Sconfitta senza appello, nonostante una dissennata rimonta nel finale che aveva quasi illuso.
La Grissin Bon parte bene, crolla e negli ultimi tre minuti con un moto d’orgoglio prova a tornare sotto a una Germani che dimostra la sua solidità nonostante il roster corto.
Ecco i nostri Analytics del match di ieri.

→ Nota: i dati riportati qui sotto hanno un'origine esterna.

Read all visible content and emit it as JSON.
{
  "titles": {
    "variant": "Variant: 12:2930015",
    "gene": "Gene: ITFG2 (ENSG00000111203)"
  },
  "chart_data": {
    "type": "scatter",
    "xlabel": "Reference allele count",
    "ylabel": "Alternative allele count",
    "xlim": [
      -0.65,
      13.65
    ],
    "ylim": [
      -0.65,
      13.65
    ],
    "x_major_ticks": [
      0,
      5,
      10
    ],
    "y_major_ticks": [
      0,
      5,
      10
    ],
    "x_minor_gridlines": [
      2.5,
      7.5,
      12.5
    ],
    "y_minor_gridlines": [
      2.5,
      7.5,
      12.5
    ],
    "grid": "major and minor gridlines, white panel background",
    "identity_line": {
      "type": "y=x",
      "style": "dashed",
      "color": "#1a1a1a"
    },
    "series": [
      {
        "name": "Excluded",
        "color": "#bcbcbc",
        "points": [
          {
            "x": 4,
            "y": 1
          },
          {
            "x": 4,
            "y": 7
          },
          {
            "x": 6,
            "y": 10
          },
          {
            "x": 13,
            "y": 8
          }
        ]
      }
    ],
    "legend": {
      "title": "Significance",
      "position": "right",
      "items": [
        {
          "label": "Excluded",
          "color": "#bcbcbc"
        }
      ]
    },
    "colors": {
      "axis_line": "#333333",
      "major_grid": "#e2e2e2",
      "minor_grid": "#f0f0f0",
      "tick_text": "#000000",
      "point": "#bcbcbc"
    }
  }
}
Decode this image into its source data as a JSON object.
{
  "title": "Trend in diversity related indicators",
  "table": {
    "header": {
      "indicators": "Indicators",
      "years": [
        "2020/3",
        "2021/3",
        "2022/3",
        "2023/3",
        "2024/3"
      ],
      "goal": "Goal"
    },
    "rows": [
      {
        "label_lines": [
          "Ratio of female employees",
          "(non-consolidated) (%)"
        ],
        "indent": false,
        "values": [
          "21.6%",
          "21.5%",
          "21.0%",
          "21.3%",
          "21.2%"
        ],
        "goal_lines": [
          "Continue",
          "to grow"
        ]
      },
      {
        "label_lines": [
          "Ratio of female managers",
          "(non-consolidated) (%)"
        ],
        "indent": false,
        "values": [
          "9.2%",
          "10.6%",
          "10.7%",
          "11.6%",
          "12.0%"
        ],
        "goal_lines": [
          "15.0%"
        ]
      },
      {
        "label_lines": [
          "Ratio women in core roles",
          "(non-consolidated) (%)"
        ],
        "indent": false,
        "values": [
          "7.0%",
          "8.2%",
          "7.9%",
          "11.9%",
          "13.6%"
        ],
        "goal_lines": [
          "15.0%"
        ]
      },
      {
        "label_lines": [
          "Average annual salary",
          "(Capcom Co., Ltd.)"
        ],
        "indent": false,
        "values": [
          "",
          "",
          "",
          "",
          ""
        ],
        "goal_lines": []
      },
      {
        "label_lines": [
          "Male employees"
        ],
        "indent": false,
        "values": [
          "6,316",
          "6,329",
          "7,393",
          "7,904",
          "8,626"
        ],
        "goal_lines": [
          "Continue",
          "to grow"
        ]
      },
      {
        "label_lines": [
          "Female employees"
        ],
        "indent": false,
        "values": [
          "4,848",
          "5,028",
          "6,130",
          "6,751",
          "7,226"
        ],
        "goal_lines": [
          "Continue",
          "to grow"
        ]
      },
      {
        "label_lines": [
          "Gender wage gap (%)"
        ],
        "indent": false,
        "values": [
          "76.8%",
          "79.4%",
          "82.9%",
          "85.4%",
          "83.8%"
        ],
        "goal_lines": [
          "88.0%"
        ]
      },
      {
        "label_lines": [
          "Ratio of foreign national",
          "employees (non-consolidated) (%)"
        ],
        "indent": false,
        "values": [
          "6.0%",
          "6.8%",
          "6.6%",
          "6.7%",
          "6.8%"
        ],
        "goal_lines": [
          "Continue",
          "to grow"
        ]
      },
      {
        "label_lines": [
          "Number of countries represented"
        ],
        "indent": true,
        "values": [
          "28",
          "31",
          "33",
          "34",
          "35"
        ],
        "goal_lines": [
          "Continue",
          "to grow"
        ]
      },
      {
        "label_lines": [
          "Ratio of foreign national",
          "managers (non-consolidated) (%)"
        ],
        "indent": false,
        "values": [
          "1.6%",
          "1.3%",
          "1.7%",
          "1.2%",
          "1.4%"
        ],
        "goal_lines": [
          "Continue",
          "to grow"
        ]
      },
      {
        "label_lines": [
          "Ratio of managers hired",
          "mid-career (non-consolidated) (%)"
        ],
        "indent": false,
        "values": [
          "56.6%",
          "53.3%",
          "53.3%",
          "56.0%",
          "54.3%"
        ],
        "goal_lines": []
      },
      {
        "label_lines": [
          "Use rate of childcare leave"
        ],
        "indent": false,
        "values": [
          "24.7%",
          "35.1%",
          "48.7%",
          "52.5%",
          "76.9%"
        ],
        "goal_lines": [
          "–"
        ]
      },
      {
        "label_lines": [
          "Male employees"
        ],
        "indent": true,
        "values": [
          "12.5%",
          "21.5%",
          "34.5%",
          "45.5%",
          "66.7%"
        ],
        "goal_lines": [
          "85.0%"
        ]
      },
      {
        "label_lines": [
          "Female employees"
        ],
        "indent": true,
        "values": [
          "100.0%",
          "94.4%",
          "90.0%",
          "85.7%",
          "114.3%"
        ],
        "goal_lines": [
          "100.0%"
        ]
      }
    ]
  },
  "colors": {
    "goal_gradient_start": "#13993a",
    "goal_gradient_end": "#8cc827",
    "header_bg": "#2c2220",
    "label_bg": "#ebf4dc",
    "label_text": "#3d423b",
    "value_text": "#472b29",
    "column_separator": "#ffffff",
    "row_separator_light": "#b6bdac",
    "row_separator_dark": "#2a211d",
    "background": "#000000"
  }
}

3: i minuti del momento in cui inizia la riscossa reggiana. Fatta di cosa? Di nulla di solido. E’ questo che vorrebbe sottolineare. La rimonta, che comunque c’è stata e questo va trascritto agli atti, è nata per un moto di orgoglio di rabbia, di voglia. Quello che per 37’ precedenti non c’era stato. Entrata in campo con una idea precisa, vale a dire dare palla sotto e limitare al massimo il proprio perimetro, Reggio si è poi dissolta entrando nel solito vortice di paura e negatività appena ha trovato davanti a sé una squadra quadrata e ordinata. Poi nel finale, con un basket da campetto più che ragionato, la Grissin Bon ci ha provato.
Bene. Troppo poco però. Non salva la gara questo, non salva le qualità del team che deve per forza cambiare, non salva da un giudizio negativo, anzi, se possibile lo acuisce, perché ha dimostrato di dover giocare senza pensare per provare a far qualcosa di buono. E’ gennaio, fate vobis

65: la percentuale dal campo di Brescia fino ai minuti finali. Ultraterrena. Fatta di ottima circolazione, di fiducia nel gioco, vero, ma anche di una resistenza blanda offerta da Reggio e la sua scialba retroguardia. Prendiamo i back-door sistematicamente subiti da Upshaw? O dal mancato aiuto finale sulla penetrazione di Abass dello stesso e di Owens (non aiuto gravissimo nel momentum del match, perché dimostra l’indole totalmente rinunciataria) O partiamo dal fatto che Zerini è sembrato Bill Russell sotto canestro tra rimbalzi e canestri? Ecco, la squadra reggiana oggi semplicemente non abbassa il sedere, non piega le gambe, non ci prova, è pigra e poco concentrata. Giocatori con questo nel DNA, Candi a parte. Ecco perché si può parlare anche di lavoro settimanale, ma questo fondamentale non lo ritrovi magicamente alla Cassala il martedì. Ti devi sbattere, ti devi impegnare. Questo manca totalmente.




4: i punti di vantaggio sul penultimo posto. Giù la maschera ragazzi, guardiamoci dietro, perché davanti guardano le squadre che migliorano. La Grissin Bon peggiora di gara in gara. O meglio a oggi è entrata in un vortice di paure e negatività che la porta a non mettere insieme neanche tre, quattro cose positive. Allora se si cambia si può svoltare la stagione, ma se si tentenna è giusto pensare a salvarsi. Partendo dal presupposto che quelle dietro le hai sconfitte tutte, quindi sembrerebbe una visione piuttosto pessimistica. Si, ma loro migliorano e crescono, tu?